Question

If non-zero real numbers b and c are such that min f(x) > max g(x), where f(x) = x² + 2bx + 2c² and g(x) = –x² – 2cx + b² (x ∈ R); then $|\frac{c}{b}|$ lies in the interval:
(a) $\bigg \lgroup 0,\ \frac{1}{2}\bigg \rgroup$
(b) $\bigg [\frac{1}{2},\ \frac{1}{\sqrt{2}}\bigg \rgroup$
(c) $\bigg [\frac{1}{\sqrt{2}},\ \sqrt{2}\bigg ]$
(d) (√2,∞)

Answer 1

f(x) = x² + 2bx + 2c²

differentiating with respect to x,

f'(x) = 2x + 2b = 0 =>x = -b

again differentiating with respect to x,

f"(x) = 2 >0 hence, at x = -b f(x) will be minimum.

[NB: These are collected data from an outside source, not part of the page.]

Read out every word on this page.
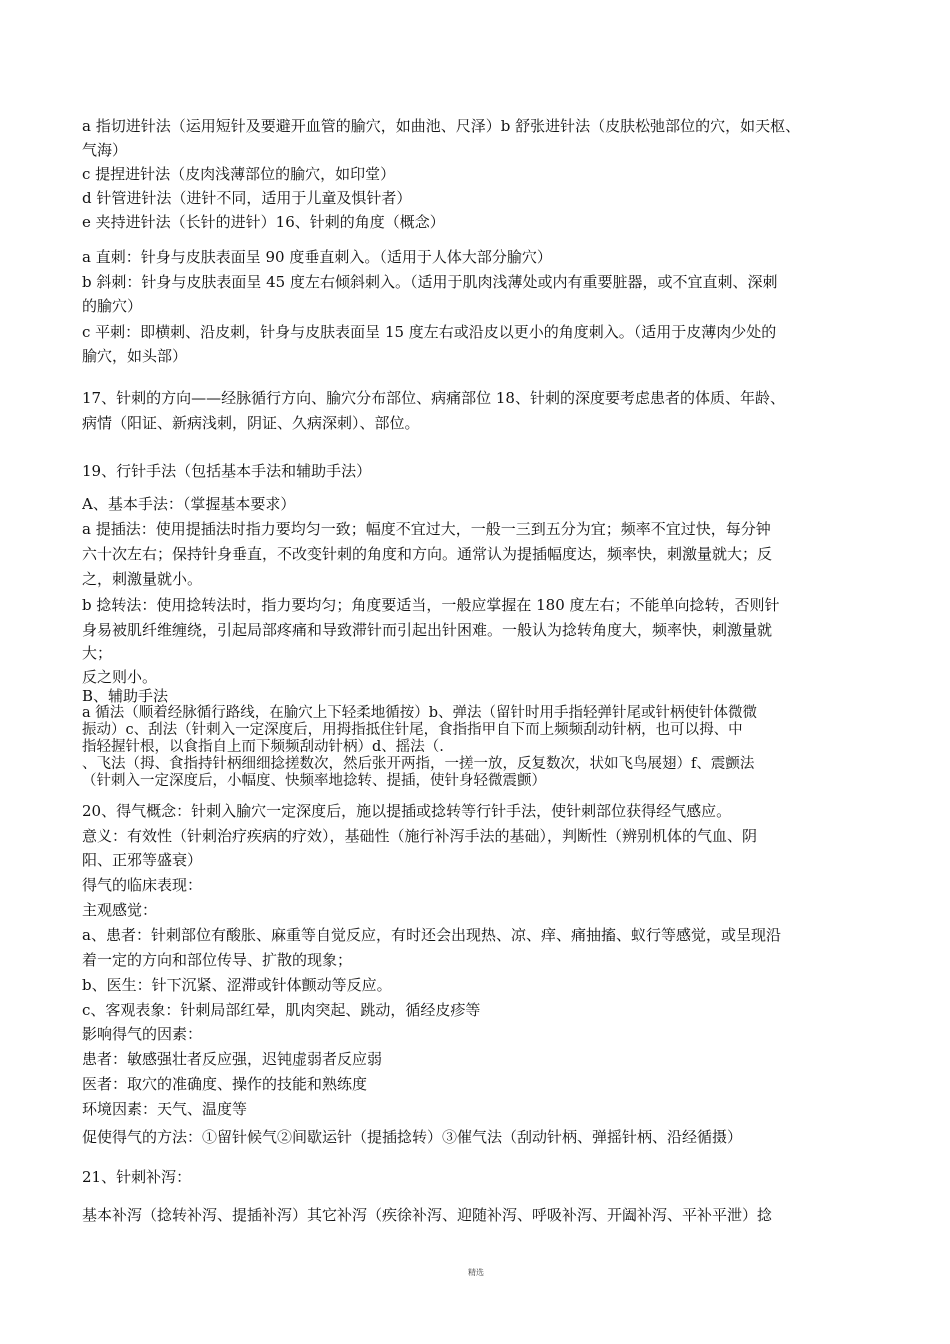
a 指切进针法（运用短针及要避开血管的腧穴，如曲池、尺泽）b 舒张进针法（皮肤松弛部位的穴，如天枢、
气海）
c 提捏进针法（皮肉浅薄部位的腧穴，如印堂）
d 针管进针法（进针不同，适用于儿童及惧针者）
e 夹持进针法（长针的进针）16、针刺的角度（概念）
a 直刺：针身与皮肤表面呈 90 度垂直刺入。（适用于人体大部分腧穴）
b 斜刺：针身与皮肤表面呈 45 度左右倾斜刺入。（适用于肌肉浅薄处或内有重要脏器，或不宜直刺、深刺
的腧穴）
c 平刺：即横刺、沿皮刺，针身与皮肤表面呈 15 度左右或沿皮以更小的角度刺入。（适用于皮薄肉少处的
腧穴，如头部）
17、针刺的方向——经脉循行方向、腧穴分布部位、病痛部位 18、针刺的深度要考虑患者的体质、年龄、
病情（阳证、新病浅刺，阴证、久病深刺）、部位。
19、行针手法（包括基本手法和辅助手法）
A、基本手法：（掌握基本要求）
a 提插法：使用提插法时指力要均匀一致；幅度不宜过大，一般一三到五分为宜；频率不宜过快，每分钟
六十次左右；保持针身垂直，不改变针刺的角度和方向。通常认为提插幅度达，频率快，刺激量就大；反
之，刺激量就小。
b 捻转法：使用捻转法时，指力要均匀；角度要适当，一般应掌握在 180 度左右；不能单向捻转，否则针
身易被肌纤维缠绕，引起局部疼痛和导致滞针而引起出针困难。一般认为捻转角度大，频率快，刺激量就
大；
反之则小。
B、辅助手法
a 循法（顺着经脉循行路线，在腧穴上下轻柔地循按）b、弹法（留针时用手指轻弹针尾或针柄使针体微微
振动）c、刮法（针刺入一定深度后，用拇指抵住针尾，食指指甲自下而上频频刮动针柄，也可以拇、中
指轻握针根，以食指自上而下频频刮动针柄）d、摇法（.
、飞法（拇、食指持针柄细细捻搓数次，然后张开两指，一搓一放，反复数次，状如飞鸟展翅）f、震颤法
（针刺入一定深度后，小幅度、快频率地捻转、提插，使针身轻微震颤）
20、得气概念：针刺入腧穴一定深度后，施以提插或捻转等行针手法，使针刺部位获得经气感应。
意义：有效性（针刺治疗疾病的疗效），基础性（施行补泻手法的基础），判断性（辨别机体的气血、阴
阳、正邪等盛衰）
得气的临床表现：
主观感觉：
a、患者：针刺部位有酸胀、麻重等自觉反应，有时还会出现热、凉、痒、痛抽搐、蚁行等感觉，或呈现沿
着一定的方向和部位传导、扩散的现象；
b、医生：针下沉紧、涩滞或针体颤动等反应。
c、客观表象：针刺局部红晕，肌肉突起、跳动，循经皮疹等
影响得气的因素：
患者：敏感强壮者反应强，迟钝虚弱者反应弱
医者：取穴的准确度、操作的技能和熟练度
环境因素：天气、温度等
促使得气的方法：①留针候气②间歇运针（提插捻转）③催气法（刮动针柄、弹摇针柄、沿经循摄）
21、针刺补泻：
基本补泻（捻转补泻、提插补泻）其它补泻（疾徐补泻、迎随补泻、呼吸补泻、开阖补泻、平补平泄）捻
精选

so, min f(x) = f(-b) = b² - 2b² + 2c²

= -b² + 2c² ......(1)

now, g(x) = -x² - 2cx + b²

differentiating with respect to x,

g'(x) = -2x - 2c = 0 => x = -c

again differentiating with respect to x,

g"(x) = -2 < 0 hence g(x) will be maximum at x = -c

so, max g(x) = g(-c) = -c² + 2c² + b²

= c² + b²

now, min f(x) > max g(x)

or, -b² + 2c² > c² + b²

or, c² > 2b²

or, |c| > √2|b|

or, |c|/|b| > √2

hence, option (d) is correct.